Textes liturgiques (année C) : Jr 17, 5-80 ; Ps 1, 1-2, 3, 4.6 ; 1 Co 15, 12.16-20 ; Lc 6, 17.20-26
Frères et sœurs, l’Église nous offre à travers les textes bibliques de ce dimanche l’occasion de méditer sur notre vocation au bonheur. La première affirmation est que nous ne savons peut-être pas très bien en quoi consiste le véritable bonheur. En tout cas, ce qu’en dit le Seigneur Jésus est bien différent de nombreux discours contemporains. Malgré un certain désenchantement, la conception matérialiste du bonheur reste bien présente aujourd’hui, associant celui-ci à la satisfaction durable de ses besoins et désirs. Mais il y a également tous ces discours autour du développement personnel présentant le bonheur comme un état de plénitude, d’harmonie et d’éloignement de la souffrance.

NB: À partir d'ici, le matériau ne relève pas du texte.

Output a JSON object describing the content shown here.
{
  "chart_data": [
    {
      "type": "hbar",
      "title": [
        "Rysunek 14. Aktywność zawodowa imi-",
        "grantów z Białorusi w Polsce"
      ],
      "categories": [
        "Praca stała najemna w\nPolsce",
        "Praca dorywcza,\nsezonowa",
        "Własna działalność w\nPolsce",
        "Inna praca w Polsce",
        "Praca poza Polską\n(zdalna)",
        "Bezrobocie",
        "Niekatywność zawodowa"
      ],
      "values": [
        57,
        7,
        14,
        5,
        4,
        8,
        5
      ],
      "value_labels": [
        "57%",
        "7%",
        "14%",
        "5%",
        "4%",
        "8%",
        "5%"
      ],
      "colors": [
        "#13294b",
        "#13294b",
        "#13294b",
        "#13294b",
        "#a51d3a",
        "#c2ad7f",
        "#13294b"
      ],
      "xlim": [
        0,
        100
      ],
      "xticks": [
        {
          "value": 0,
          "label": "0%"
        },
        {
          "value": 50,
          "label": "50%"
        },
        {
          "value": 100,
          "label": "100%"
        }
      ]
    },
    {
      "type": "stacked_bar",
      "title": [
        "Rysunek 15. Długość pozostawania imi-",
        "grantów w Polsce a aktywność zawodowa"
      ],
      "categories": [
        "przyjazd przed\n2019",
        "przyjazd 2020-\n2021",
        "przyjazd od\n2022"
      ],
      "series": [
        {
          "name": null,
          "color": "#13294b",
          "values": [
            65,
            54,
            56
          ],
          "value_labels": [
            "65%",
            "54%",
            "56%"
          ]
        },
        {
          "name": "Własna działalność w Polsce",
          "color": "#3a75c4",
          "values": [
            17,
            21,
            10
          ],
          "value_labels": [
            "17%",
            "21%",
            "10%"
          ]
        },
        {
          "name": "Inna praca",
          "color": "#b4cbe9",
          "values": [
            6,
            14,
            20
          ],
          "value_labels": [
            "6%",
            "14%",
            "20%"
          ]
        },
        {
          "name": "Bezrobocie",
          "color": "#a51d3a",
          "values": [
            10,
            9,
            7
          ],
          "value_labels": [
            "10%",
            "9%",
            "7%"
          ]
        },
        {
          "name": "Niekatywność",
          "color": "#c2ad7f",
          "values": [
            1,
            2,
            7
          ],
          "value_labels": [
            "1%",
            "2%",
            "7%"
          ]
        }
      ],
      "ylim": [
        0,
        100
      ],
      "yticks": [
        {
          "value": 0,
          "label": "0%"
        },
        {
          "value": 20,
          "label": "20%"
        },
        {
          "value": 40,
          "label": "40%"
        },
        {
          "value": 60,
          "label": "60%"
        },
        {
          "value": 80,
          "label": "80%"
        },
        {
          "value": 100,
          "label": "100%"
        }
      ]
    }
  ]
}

Face à cela, les paroles de Jésus sont dérangeantes et même, disons-le, scandaleuses : le Christ déclare heureux ceux qui sont pauvres, ceux qui ont faim, ceux qui pleurent et ceux qui sont persécutés en son nom. Est-ce bien sérieux ?
Jésus n’est ni un vendeur de rêves faciles, ni un leader politique ou un idéologue de plus. Quand il parle de bonheur à ses disciples, il s’appuie sur sa propre expérience humaine de bonheur. Au long de sa vie publique, Jésus vit les béatitudes qu’il proclame : il est pauvre dans sa prédication itinérante ; il expérimente la faim à travers ses déplacements mais sa faim profonde est celle de la justice ; il ne manque pas de pleurer sur l’endurcissement des cœurs et la mort de son ami Lazare ; il est haï et persécuté par beaucoup. Et pourtant il demeure dans la béatitude parce qu’il sait que Dieu le Père est toujours avec lui. Son bonheur humain et divin réside dans cette communion éternelle avec son Père à travers leur Esprit d’amour. Jésus peut expérimenter le manque et la souffrance qui accompagnent toute existence humaine sans que sa béatitude en soit affectée, car celle-ci ne se situe pas sur le même plan. Aussi veut-il inviter ses disciples à vivre de ce même bonheur à travers ces situations de manque et de souffrance qui sont pourtant réputées comme des obstacles au bonheur. C’est en fait une erreur qui nous fait comprendre que le vrai bonheur n’est pas ce que nous croyons souvent.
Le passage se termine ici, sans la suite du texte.